NEW AND IMPROVED PROCESSES FOR TEXTURIZING MILK COMPONENTS
Location: Eastern Regional Research Center
Title: RHEOLOGICAL PROPERTIES OF STARCH AND WHEY PROTEIN ISOLATE GELS
Submitted to: Journal of Food Science and Technology
Publication Type: Peer Reviewed Journal
Publication Acceptance Date: October 25, 2006
Publication Date: November 2, 2006
Citation: Carvalho, C.W., Onwulata, C.I., Tomasula, P.M. 2007. Rheological Properites of Starch and Whey Protein Isolate Gels. Journal of Food Science and Technology. 13(3):207-216.
Interpretive Summary: Snack foods are made from starches and contain very little protein. Cheese whey protein isolates (WPI) are very nutritious and can be combined with some starches to improve the nutritional content of snack foods. However, whey protein isolates are not compatible with all starches. To understand the interactions between WPI and different starches that may be used to make snack foods, we studied the mixing behavior of WPI with four different starches, corn, Amioca™, cassava, and tapioca. Mixing whey protein isolate with starches reduced the mix paste thickness for all starches. We learned that amylose, one of two main components of starch, makes the most difference in thickness because whey protein isolate interferes with its structure. This effect was seen through the microscope which showed that whey protein did not mix well with amylose. Knowing this, food manufacturers can now reduce the quantity of amylose in starch to allow them produce nutritious foods, which will benefit U.S. consumers.

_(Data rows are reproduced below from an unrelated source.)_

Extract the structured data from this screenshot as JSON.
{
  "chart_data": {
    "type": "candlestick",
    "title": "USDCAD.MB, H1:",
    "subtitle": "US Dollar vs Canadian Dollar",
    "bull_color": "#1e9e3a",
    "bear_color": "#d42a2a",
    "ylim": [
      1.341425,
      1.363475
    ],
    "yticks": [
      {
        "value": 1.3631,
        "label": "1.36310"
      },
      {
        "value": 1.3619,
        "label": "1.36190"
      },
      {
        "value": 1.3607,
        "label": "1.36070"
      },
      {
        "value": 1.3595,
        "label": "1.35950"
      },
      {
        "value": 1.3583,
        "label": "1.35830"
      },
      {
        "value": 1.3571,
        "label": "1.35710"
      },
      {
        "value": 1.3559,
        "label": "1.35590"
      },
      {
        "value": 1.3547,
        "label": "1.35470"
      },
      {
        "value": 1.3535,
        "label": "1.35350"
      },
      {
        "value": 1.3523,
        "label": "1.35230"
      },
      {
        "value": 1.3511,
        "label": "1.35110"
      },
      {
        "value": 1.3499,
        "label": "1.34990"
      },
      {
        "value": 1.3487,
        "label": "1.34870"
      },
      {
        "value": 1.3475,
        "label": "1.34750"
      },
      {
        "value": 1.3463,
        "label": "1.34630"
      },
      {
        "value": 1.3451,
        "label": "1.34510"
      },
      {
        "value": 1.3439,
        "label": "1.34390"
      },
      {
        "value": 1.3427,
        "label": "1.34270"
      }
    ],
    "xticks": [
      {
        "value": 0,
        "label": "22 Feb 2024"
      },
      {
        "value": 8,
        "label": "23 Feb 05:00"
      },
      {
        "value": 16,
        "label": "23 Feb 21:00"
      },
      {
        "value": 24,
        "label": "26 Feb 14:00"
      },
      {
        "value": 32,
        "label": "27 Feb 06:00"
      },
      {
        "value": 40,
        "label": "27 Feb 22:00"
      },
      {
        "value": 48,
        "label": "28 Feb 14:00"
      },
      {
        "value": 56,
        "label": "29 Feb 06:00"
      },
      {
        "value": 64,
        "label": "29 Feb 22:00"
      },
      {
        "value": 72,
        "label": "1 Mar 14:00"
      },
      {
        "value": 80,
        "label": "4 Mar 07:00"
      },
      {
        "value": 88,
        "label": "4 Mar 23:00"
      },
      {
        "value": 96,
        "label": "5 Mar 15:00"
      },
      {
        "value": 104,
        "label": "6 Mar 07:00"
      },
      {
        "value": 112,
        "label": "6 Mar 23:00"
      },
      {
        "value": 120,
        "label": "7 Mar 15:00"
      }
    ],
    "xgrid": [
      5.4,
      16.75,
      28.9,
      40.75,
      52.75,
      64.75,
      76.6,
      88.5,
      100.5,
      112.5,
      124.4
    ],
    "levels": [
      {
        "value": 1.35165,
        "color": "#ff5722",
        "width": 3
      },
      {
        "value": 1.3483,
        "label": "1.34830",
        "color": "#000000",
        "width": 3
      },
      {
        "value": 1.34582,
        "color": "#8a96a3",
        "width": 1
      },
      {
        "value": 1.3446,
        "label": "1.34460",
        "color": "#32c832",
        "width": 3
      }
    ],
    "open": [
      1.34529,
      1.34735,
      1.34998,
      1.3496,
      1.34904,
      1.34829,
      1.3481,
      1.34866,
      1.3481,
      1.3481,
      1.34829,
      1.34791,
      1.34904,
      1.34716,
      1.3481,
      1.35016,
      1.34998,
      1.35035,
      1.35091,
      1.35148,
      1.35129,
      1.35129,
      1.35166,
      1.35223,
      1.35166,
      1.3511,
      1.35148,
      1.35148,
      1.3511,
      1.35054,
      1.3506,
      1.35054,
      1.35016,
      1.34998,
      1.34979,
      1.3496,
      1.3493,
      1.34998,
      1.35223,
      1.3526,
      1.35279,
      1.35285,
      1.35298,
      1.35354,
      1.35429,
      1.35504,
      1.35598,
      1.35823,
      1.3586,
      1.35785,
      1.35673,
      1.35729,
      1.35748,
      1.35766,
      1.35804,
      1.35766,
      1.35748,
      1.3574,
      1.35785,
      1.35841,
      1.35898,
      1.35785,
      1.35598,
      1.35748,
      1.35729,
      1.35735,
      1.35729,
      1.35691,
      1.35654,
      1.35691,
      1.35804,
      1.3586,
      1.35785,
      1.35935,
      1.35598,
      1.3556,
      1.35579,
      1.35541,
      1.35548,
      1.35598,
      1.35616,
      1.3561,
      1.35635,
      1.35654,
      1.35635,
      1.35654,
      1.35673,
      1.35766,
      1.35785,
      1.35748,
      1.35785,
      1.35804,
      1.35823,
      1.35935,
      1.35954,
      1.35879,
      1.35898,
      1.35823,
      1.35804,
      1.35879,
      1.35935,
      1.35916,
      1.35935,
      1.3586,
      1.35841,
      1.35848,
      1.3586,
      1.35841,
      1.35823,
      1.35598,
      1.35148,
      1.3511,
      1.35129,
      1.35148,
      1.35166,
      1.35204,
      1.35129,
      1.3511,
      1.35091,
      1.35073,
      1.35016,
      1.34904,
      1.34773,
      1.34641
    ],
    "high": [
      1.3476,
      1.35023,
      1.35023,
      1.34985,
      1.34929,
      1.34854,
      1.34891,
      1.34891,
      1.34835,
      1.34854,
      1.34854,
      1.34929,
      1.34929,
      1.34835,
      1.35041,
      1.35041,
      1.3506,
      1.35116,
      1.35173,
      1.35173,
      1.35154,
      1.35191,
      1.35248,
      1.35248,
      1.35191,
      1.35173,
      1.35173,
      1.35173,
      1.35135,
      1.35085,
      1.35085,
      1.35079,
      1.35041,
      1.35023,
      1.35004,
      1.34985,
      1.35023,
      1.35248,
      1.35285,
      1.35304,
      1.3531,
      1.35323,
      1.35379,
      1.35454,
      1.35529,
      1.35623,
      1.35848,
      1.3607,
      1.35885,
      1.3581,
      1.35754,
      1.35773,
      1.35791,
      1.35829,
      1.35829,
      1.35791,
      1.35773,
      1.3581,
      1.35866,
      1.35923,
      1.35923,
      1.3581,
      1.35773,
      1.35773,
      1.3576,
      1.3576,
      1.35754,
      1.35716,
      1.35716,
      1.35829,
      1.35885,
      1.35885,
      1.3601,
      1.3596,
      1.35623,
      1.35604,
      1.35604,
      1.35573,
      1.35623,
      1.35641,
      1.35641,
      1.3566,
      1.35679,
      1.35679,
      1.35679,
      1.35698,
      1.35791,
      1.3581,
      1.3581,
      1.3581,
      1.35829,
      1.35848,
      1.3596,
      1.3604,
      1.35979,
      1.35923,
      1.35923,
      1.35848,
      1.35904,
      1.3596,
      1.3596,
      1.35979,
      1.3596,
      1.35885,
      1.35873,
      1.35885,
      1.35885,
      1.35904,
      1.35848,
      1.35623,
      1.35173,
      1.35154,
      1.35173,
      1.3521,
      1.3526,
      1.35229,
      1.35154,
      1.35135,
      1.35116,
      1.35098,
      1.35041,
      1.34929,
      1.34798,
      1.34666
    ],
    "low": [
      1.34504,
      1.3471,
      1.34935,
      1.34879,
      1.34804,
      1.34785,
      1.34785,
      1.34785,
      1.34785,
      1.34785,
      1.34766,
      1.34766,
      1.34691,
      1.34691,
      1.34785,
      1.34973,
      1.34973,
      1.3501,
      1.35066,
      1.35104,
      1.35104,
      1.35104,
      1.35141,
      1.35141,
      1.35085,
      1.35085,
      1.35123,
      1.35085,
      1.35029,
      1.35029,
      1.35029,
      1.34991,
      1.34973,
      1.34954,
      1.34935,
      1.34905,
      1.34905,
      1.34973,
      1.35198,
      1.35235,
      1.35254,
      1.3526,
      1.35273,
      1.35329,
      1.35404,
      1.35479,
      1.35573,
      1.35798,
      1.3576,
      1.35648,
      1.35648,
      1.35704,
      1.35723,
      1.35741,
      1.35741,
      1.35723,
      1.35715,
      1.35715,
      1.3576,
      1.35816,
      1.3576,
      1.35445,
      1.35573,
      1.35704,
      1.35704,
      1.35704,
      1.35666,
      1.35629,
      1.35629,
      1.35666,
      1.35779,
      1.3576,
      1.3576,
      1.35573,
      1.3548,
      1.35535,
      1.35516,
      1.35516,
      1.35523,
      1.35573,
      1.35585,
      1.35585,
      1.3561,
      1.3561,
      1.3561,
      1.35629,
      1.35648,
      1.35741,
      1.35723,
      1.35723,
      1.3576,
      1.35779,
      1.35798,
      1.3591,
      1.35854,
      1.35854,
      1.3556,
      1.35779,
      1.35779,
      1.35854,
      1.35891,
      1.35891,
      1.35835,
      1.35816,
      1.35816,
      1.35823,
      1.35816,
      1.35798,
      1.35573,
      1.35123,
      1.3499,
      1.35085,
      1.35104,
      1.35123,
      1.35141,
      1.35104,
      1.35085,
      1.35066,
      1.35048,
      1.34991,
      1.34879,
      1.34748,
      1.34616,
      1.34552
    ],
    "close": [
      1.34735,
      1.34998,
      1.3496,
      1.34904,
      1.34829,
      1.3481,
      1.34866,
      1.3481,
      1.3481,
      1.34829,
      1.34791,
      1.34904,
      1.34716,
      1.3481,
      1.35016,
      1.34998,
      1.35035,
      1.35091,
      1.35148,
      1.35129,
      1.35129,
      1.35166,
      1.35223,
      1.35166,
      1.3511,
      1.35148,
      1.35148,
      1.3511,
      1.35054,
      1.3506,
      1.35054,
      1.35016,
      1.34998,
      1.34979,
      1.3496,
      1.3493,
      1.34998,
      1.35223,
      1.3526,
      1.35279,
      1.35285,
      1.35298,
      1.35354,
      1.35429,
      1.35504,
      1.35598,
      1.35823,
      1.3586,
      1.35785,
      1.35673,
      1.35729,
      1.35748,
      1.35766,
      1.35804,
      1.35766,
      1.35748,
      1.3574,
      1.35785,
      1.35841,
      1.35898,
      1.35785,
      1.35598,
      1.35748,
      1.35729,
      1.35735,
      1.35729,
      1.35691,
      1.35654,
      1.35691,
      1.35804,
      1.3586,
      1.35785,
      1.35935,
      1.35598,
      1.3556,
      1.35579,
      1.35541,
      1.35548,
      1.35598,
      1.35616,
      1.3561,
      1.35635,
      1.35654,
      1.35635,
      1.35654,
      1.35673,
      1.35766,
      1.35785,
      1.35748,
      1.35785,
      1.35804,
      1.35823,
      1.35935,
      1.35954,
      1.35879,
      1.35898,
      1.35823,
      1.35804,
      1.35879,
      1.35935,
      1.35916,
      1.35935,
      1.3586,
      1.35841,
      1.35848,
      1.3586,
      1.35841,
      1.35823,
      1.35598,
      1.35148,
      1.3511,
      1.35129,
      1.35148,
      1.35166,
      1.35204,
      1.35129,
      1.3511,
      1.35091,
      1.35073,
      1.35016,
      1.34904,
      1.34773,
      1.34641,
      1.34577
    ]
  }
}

Whey proteins are increasingly being combined with starches and flours to make nutritious extruded snacks. The effect of whey proteins on the rheological properties of starch was investigated. The paste viscosity of starches Amioca (~0.5% amylose), native corn (~27% amylose), Hylon VII (~70% amylose), tapioca (~21% amylose), and their mixture with whey protein isolate (WPI; 50/50) mixtures at varied solid concentration of 2.5, 5, 10, 15 and 20% was determined using two types of visco-analyzers - the Micro ViscoAmylograph (MVA) and the Rapid Visco Analyser (RVA). The rheological properties of the resulting gels were determined along with the microstructure of selected gels, by scanning electron microscopy. RVA paste viscosity of all starches and WPI starch mixtures was greater than those measured by MVA. WPI pastes measured by RVA showed a tremendous increase in viscosity during the cooling cycle at higher concentration than MVA. This finding was supported by SEM microstructure that showed RVA gel formed by uniform network of coarse particles than fine structures in the MVA gel. Inclusion of WPI reduced the paste viscosity of all starches, except for Hylon VII at 20% solid concentration. The gel strength of high amylose content gels, Hylon VII and corn was reduced by WPI. In contrast, gels of tapioca and Amioca showed similar rheological properties to their mixtures with WPI. Gels of WPI/Tapioca and WPI/Amioca had similar rheological properties as their pure starch gels, suggesting that in applications such us extrusion puffing that they may expand similarly.